Saya hanya mengamati tanpa keluar atau pun berkomentar. Mencatat sih iya. Realita kehidupan anak-anak dan dinamikanya.


Kontradiksi seperti ini yang memang harus diobrolkan. Hitung-hitung sarana belajar juga sebab belajar bisa dimana pun dan tentang apapun bukan ?  Belajar tidak hanya sebatas baca buku atau mengerjakan tugas saja. Melihat realitas di kehidupan sehari-hari dan bagaimana meresponnya pun termasuk kegiatan belajar bagi kami. 


Tentang makna berita bohong, reaksi orang per orang yang berbeda-beda terhadap pandemi (covid-19), dan bagaimana keluarga kami menyikapinya adalah hal-hal yang kami obrolkan bersama. Tidak selalu dalam suasana serius, selintas sambil tiduran pun jadi. 



Saya dan Obi memilih untuk tidak langsung menunjuk ke salah benar. Namun memilih memberi kesempatan pada Aro untuk berefleksi sendiri dari apa yang sudah kami obrolkan bersama.
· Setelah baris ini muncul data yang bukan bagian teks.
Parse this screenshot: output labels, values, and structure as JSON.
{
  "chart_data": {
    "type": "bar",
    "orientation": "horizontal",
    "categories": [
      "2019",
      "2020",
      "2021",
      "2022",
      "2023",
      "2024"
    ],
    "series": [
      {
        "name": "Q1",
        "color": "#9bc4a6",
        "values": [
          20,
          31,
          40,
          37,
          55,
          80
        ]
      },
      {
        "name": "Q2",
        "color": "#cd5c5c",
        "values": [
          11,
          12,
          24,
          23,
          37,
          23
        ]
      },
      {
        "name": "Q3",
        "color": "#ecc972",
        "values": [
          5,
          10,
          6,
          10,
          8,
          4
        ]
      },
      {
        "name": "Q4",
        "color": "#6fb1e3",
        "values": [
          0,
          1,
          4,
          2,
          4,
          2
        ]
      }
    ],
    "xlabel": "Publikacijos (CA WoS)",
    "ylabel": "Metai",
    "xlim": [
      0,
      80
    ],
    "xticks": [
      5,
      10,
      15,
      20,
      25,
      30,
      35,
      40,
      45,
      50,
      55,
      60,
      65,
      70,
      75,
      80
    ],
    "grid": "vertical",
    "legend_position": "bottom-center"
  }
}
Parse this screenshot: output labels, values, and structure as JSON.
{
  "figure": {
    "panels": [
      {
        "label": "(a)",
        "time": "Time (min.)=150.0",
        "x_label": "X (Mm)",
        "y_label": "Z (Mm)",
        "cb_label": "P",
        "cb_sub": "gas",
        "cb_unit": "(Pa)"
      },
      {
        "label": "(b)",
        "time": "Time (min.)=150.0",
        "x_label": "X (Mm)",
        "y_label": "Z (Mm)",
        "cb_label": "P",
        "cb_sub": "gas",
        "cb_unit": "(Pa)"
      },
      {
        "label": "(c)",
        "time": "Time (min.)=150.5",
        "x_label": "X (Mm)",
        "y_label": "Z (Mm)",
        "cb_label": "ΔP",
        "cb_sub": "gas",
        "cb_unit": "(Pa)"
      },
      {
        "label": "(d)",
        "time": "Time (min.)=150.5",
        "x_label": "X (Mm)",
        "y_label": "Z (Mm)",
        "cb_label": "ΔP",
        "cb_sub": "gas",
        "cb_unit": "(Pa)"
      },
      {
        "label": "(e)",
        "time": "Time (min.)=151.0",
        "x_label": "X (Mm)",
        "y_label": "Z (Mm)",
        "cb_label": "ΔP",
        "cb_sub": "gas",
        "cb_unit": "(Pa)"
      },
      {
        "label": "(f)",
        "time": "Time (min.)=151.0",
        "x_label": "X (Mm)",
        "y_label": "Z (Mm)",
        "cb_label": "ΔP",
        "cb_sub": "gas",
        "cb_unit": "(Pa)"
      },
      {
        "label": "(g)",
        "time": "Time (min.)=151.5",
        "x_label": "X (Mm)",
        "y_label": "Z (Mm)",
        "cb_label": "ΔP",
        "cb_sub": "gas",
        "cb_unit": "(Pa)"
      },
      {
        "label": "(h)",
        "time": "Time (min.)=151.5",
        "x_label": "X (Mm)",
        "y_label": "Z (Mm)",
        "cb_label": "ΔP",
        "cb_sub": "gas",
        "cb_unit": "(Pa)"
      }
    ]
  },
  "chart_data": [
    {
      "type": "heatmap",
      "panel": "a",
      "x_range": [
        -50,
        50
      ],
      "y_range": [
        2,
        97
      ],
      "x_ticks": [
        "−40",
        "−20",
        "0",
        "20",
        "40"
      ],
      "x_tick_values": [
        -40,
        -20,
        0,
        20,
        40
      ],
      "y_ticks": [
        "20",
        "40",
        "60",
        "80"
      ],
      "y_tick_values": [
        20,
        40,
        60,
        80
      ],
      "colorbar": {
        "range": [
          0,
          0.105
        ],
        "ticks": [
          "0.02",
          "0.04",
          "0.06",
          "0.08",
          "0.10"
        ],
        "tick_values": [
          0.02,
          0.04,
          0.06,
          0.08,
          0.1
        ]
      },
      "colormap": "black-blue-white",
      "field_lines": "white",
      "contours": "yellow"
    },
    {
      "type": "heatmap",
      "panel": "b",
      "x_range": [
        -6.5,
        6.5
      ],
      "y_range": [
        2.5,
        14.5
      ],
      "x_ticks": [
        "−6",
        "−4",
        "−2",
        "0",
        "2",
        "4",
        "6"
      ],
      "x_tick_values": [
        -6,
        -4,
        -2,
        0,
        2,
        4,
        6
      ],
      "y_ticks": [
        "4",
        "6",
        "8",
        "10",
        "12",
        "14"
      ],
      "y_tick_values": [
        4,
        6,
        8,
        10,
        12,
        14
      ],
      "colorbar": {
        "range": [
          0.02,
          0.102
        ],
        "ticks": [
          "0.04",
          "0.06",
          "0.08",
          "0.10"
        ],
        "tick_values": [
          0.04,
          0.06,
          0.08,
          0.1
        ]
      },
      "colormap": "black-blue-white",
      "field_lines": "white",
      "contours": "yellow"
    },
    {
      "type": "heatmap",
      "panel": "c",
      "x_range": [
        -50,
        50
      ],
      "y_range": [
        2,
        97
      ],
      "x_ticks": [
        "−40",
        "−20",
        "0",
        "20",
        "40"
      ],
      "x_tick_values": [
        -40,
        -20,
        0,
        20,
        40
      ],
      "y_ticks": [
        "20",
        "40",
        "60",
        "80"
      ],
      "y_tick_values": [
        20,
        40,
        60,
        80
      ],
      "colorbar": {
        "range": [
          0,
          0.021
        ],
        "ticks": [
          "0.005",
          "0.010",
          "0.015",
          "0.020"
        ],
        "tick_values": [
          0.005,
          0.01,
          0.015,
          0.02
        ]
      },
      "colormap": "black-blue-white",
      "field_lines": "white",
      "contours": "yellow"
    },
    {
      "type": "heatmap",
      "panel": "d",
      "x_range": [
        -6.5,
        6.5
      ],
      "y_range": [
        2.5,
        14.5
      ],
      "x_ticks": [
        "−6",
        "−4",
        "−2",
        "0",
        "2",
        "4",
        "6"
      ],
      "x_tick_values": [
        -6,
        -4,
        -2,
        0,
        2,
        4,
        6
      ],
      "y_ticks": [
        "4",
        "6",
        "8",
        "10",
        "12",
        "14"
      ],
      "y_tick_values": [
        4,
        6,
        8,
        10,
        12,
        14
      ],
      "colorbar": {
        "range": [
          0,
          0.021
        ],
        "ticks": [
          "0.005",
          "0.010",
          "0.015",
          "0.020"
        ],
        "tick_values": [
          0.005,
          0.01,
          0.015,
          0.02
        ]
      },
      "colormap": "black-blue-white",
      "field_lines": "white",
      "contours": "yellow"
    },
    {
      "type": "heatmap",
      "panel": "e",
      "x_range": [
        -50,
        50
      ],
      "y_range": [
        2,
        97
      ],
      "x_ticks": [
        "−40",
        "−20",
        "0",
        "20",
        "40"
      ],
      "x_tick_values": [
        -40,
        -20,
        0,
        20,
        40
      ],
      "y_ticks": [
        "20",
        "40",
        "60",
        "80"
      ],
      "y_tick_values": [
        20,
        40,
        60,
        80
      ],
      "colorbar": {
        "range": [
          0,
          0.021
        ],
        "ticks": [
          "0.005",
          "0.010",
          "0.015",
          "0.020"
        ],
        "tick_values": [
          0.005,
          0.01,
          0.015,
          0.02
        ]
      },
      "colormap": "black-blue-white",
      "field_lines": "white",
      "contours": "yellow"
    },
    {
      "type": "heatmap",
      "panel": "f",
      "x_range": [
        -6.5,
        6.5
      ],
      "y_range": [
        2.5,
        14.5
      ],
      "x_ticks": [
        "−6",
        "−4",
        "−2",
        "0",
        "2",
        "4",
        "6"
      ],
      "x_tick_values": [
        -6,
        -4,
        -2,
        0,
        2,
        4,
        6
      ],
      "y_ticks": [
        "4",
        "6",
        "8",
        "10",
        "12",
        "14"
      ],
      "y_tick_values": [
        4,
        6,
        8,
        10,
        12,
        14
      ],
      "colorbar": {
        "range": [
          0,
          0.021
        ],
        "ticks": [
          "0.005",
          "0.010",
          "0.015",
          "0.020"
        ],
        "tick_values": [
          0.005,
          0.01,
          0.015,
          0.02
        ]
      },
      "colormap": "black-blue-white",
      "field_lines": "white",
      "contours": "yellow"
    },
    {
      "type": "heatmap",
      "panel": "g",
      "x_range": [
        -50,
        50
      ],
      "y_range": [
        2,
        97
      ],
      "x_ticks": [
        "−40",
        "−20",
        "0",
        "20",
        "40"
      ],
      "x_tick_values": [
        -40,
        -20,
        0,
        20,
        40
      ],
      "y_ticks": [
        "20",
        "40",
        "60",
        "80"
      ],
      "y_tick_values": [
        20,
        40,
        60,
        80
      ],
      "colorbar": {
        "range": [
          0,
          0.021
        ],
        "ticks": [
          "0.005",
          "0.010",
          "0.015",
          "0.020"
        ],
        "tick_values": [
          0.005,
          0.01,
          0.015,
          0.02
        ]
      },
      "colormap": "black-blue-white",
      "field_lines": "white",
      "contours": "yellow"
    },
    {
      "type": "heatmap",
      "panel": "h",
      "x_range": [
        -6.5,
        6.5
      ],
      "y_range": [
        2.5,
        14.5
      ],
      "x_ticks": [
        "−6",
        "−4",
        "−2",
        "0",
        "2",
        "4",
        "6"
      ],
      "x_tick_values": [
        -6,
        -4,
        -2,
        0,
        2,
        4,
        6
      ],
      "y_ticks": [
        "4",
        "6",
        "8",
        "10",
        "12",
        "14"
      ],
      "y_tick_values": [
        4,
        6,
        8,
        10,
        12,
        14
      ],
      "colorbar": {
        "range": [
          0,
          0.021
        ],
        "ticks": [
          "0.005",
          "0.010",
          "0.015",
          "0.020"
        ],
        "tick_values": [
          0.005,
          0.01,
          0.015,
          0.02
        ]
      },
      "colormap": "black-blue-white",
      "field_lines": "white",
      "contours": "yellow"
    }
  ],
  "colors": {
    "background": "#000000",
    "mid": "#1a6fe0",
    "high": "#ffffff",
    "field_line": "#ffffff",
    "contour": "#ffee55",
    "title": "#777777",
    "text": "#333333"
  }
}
Kadang, kami juga memperlihatkan hal-hal kreatif yang dilakukan orang-orang mengenai virus corona ini. Seperti seorang ibu, Stefanie Thrilling, yang menggambar ulang buku-buku anak koleksinya yang disesuaikan dengan kondisi sekarang Stefanie. Atau juga lagu soundtrack film sound of music yang diubah liriknya sehingga memberi pesan-pesan menarik tentang virus ini sound of music covid-19


Melarang main di luar namun membiarkannya sendirian tanpa diajak beraktivitas dan hanya ditemani gawai atau di suruh main sendirian sepanjang waktu sangat tidak adil bagi anak-anak. Seakan mereka dilepaskan di dalam rimba raya yang membingungkan dan menakutkan. Karena kebetulan anak tunggal, tidak ada saudara yang bisa diajak main bareng di rumah, tidak ada kegiatan BDR (sekolah daring) karena memang tidak sekolah formal, maka kami memilih mengatur ritme untuk sedapat mungkin menemaninya. Meski tidak menemaninya seharian penuh, sebab saya dan Obi pun memiliki aktivitas masing-masing, ada waktu yang  kami sisihkan untuk  benar-benar bersamanya,  entah bermain bersama, berkreasi, olahraga, atau sekedar membaca sambil tiduran. 


Pandemi ini memang membuat situasi tidak mudah bagi hampir semua orang termasuk anak-anak. Maka membangun ruang komunikasi sebagai sebuah keluarga atau tim merupakan hal penting untuk  melewati situasi ini. Semoga kita semua bisa kuat dan pandemi ini pun segera berlalu.